Further, his works incorporate graphic and decorative elements, alluding to Renaissance and Minimalist painting, Baroque ornamentation and Constructivist tile patterns, commercial image making, and natural contour lines.
About the new book
In his works on paper, Wright employs ink drawing, gilding, printmaking, and watercolor painting techniques. Among the many works pictured and discussed in the new book are Wright’s prestigious permanent installations at the Rijksmuseum, Amsterdam; Scottish National Gallery, Edinburgh; Queen’s House, London; and Tottenham Court Road station (Elizabeth Line), London.
Also featured are his works in leaded glass, beginning with his 2013 project for Tate Britain, London—the book documents almost all of the works on paper that Wright has made over the past decade. Significantly, the publication is an essential record of many temporary works that no longer exist, including installations at the Kunsthistorisches Museum, Vienna; Volksbühne, Berlin; Lismore Castle, Ireland; and Gagosian, Britannia Street, London.
No Title, 2016
Gold leaf on ceiling and walls
Queen's House, Royal Museums
Greenwich, London
© Richard Wright
Photo: Mike Bruce
Courtesy Gagosian
Conversations
The book includes essays by Martin Clark, director of Camden Art Centre, London; social anthropologist Tim Ingold; and the artist himself, and features an in-depth conversation with Will Bradley, director of Kunsthall Oslo. Clark, in his text “Process and Reality,” draws parallels between the orientation toward ephemerality in Wright’s work and the ideas of physicist David Bohm and philosopher and mathematician Alfred North Whitehead, who theorized that objects exist in a state of unending “becoming”—and entirely in relation to one another.

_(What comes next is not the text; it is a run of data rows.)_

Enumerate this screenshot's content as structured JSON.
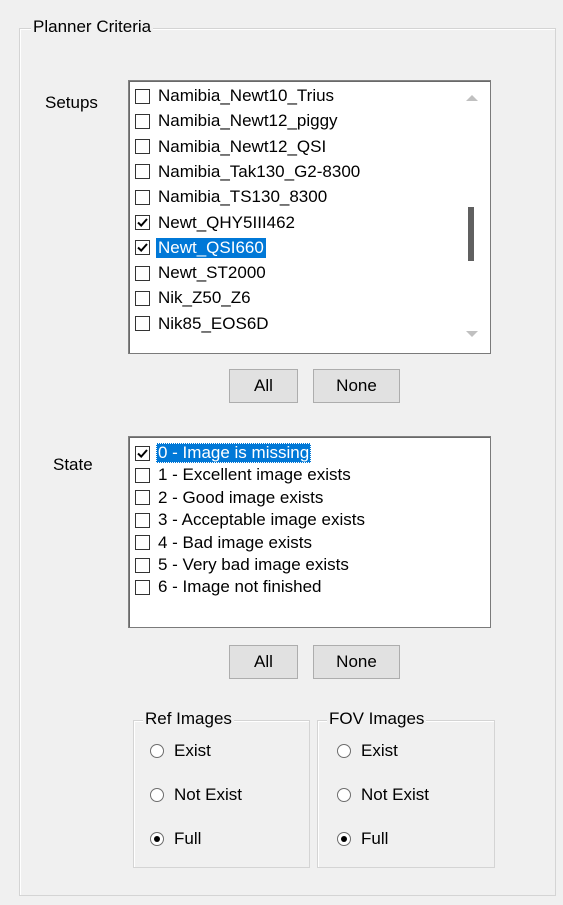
{
  "panel": {
    "title": "Planner Criteria"
  },
  "setups": {
    "label": "Setups",
    "items": [
      {
        "label": "Namibia_Newt10_Trius",
        "checked": false
      },
      {
        "label": "Namibia_Newt12_piggy",
        "checked": false
      },
      {
        "label": "Namibia_Newt12_QSI",
        "checked": false
      },
      {
        "label": "Namibia_Tak130_G2-8300",
        "checked": false
      },
      {
        "label": "Namibia_TS130_8300",
        "checked": false
      },
      {
        "label": "Newt_QHY5III462",
        "checked": true
      },
      {
        "label": "Newt_QSI660",
        "checked": true,
        "selected": true
      },
      {
        "label": "Newt_ST2000",
        "checked": false
      },
      {
        "label": "Nik_Z50_Z6",
        "checked": false
      },
      {
        "label": "Nik85_EOS6D",
        "checked": false
      }
    ],
    "all_label": "All",
    "none_label": "None"
  },
  "state": {
    "label": "State",
    "items": [
      {
        "label": "0 - Image is missing",
        "checked": true,
        "selected": true
      },
      {
        "label": "1 - Excellent image exists",
        "checked": false
      },
      {
        "label": "2 - Good image exists",
        "checked": false
      },
      {
        "label": "3 - Acceptable image exists",
        "checked": false
      },
      {
        "label": "4 - Bad image exists",
        "checked": false
      },
      {
        "label": "5 - Very bad image exists",
        "checked": false
      },
      {
        "label": "6 - Image not finished",
        "checked": false
      }
    ],
    "all_label": "All",
    "none_label": "None"
  },
  "ref_images": {
    "title": "Ref Images",
    "options": [
      "Exist",
      "Not Exist",
      "Full"
    ],
    "selected": "Full"
  },
  "fov_images": {
    "title": "FOV Images",
    "options": [
      "Exist",
      "Not Exist",
      "Full"
    ],
    "selected": "Full"
  },
  "colors": {
    "selection": "#0078d7",
    "background": "#f0f0f0"
  }
}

Ingold’s contribution, “Fleeting Sounds, Glittering Stars and Orphan Spirits,” explores Wright’s projects for the Rijksmuseum, Queen’s House, and Scottish National Gallery, focusing on how the artist’s use of color, pattern, and ornamentation resonate with the distinct features of the three historic buildings.

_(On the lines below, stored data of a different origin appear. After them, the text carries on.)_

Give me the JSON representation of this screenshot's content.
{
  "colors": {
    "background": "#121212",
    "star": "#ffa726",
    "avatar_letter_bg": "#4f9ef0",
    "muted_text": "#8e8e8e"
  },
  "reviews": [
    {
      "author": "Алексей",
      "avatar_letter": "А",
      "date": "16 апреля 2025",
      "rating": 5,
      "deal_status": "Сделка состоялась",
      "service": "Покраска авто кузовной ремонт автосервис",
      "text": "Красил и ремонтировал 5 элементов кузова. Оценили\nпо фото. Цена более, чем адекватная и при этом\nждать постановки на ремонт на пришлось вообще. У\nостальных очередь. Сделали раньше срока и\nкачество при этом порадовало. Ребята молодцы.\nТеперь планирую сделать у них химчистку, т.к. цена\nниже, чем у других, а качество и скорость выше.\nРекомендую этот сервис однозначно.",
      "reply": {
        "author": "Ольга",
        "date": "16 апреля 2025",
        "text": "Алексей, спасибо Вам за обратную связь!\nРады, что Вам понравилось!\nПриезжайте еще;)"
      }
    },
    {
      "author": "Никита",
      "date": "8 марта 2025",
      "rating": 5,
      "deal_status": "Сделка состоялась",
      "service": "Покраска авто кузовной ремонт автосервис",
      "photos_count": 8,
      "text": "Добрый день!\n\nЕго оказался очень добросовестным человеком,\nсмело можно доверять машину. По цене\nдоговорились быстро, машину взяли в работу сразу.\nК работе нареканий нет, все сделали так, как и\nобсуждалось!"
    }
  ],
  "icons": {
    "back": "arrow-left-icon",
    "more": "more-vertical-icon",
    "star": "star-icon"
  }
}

Painting is an act that connects reality and consciousness. It is more than a collective codification of signs. It is a performance that awakens the delirium of vision.

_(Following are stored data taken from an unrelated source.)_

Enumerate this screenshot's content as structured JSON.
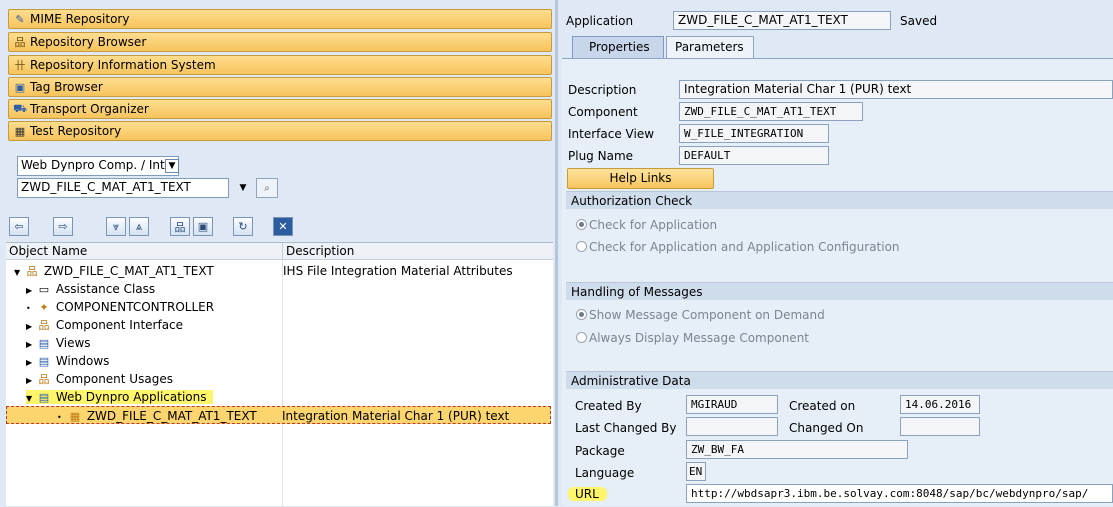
{
  "navigator": {
    "buttons": [
      {
        "label": "MIME Repository",
        "icon": "mime-icon"
      },
      {
        "label": "Repository Browser",
        "icon": "repository-icon"
      },
      {
        "label": "Repository Information System",
        "icon": "info-system-icon"
      },
      {
        "label": "Tag Browser",
        "icon": "tag-icon"
      },
      {
        "label": "Transport Organizer",
        "icon": "truck-icon"
      },
      {
        "label": "Test Repository",
        "icon": "test-icon"
      }
    ],
    "object_type": "Web Dynpro Comp. / Intf.",
    "object_name": "ZWD_FILE_C_MAT_AT1_TEXT"
  },
  "tree": {
    "headers": {
      "name": "Object Name",
      "description": "Description"
    },
    "rows": [
      {
        "name": "ZWD_FILE_C_MAT_AT1_TEXT",
        "description": "IHS File Integration Material Attributes"
      },
      {
        "name": "Assistance Class",
        "description": ""
      },
      {
        "name": "COMPONENTCONTROLLER",
        "description": ""
      },
      {
        "name": "Component Interface",
        "description": ""
      },
      {
        "name": "Views",
        "description": ""
      },
      {
        "name": "Windows",
        "description": ""
      },
      {
        "name": "Component Usages",
        "description": ""
      },
      {
        "name": "Web Dynpro Applications",
        "description": ""
      },
      {
        "name": "ZWD_FILE_C_MAT_AT1_TEXT",
        "description": "Integration Material Char 1 (PUR) text"
      }
    ]
  },
  "detail": {
    "application_label": "Application",
    "application_value": "ZWD_FILE_C_MAT_AT1_TEXT",
    "status": "Saved",
    "tabs": [
      "Properties",
      "Parameters"
    ],
    "description_label": "Description",
    "description_value": "Integration Material Char 1 (PUR) text",
    "component_label": "Component",
    "component_value": "ZWD_FILE_C_MAT_AT1_TEXT",
    "interface_view_label": "Interface View",
    "interface_view_value": "W_FILE_INTEGRATION",
    "plug_name_label": "Plug Name",
    "plug_name_value": "DEFAULT",
    "help_links_label": "Help Links",
    "auth_check": {
      "title": "Authorization Check",
      "options": [
        "Check for Application",
        "Check for Application and Application Configuration"
      ]
    },
    "messages": {
      "title": "Handling of Messages",
      "options": [
        "Show Message Component on Demand",
        "Always Display Message Component"
      ]
    },
    "admin": {
      "title": "Administrative Data",
      "created_by_label": "Created By",
      "created_by_value": "MGIRAUD",
      "created_on_label": "Created on",
      "created_on_value": "14.06.2016",
      "last_changed_by_label": "Last Changed By",
      "last_changed_by_value": "",
      "changed_on_label": "Changed On",
      "changed_on_value": "",
      "package_label": "Package",
      "package_value": "ZW_BW_FA",
      "language_label": "Language",
      "language_value": "EN",
      "url_label": "URL",
      "url_value": "http://wbdsapr3.ibm.be.solvay.com:8048/sap/bc/webdynpro/sap/"
    }
  },
  "colors": {
    "accent_orange": "#f7c45d",
    "highlight_yellow": "#fff56a",
    "panel_blue": "#dfe9f5"
  }
}
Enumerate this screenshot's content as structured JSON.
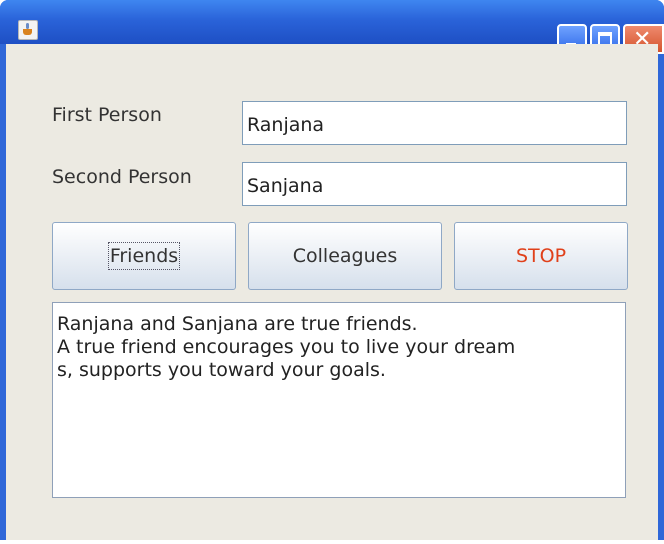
{
  "window": {
    "title": "",
    "controls": {
      "minimize_icon": "minimize-icon",
      "maximize_icon": "maximize-icon",
      "close_icon": "close-icon"
    }
  },
  "form": {
    "first_person_label": "First Person",
    "first_person_value": "Ranjana",
    "second_person_label": "Second Person",
    "second_person_value": "Sanjana"
  },
  "buttons": {
    "friends": "Friends",
    "colleagues": "Colleagues",
    "stop": "STOP",
    "stop_color": "#e0401a"
  },
  "output": {
    "lines": [
      "Ranjana and Sanjana are true friends.",
      "A true friend encourages you to live your dream",
      "s, supports you toward your goals."
    ]
  }
}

Tracing connections with other artists, from Piet Mondrian and Alexander Rodchenko to Donald Judd, Lygia Clark, and Gerhard Richter, he provides a fascinating individual perspective on the progress and purpose of his chosen medium. Finally, Bradley quizzes Wright on subjects including authorship, artisanship, and the relationship of his work to performance. The artist recalls making early, adrenaline-fueled works at Kunsthalle Bern and arguing for the time needed to produce his elaborate gold-leaf work for the Turner Prize exhibition at Tate, London, in 2009.
Gagosian, Davies Street
Organized on the occasion of Wright’s exhibition at Gagosian, Davies Street, which opens on March 29, a conversation between Wright and Martin Clark will be held in April at the Gagosian Shop in London’s historic Burlington Arcade.
About Richard Wright
Richard Wright was born in 1960 in London, living and working in Norfolk, England, and Glasgow, Scotland. Exhibitions include Kunsthalle Bern, Switzerland (2001); Tate Liverpool, England (2001); Dundee Contemporary Arts, Scotland (2004); Galleria d’Arte Moderna e Contemporanea di Bergamo, Italy (2005); Works on Paper, Kelvingrove Art Gallery and Museum, Glasgow, Scotland (2012); and Theseus Temple, Kunsthistorisches Museum Wien, Vienna (2013). Wright participated in Manifesta 2, Luxembourg (1998); the British Art Show 5 (2000); and the 55th Carnegie International, Pittsburgh (2008).
Permanent commissions include the Museum of Contemporary Art, San Diego (2007); Scottish National Gallery of Modern Art, Edinburgh (2010); Rijksmuseum, Amsterdam (2013); Tate Britain, London (2013); Queen’s House, London (2016); and Tottenham Court Road station (Elizabeth Line), London (2018). Wright won the Turner Prize in 2009.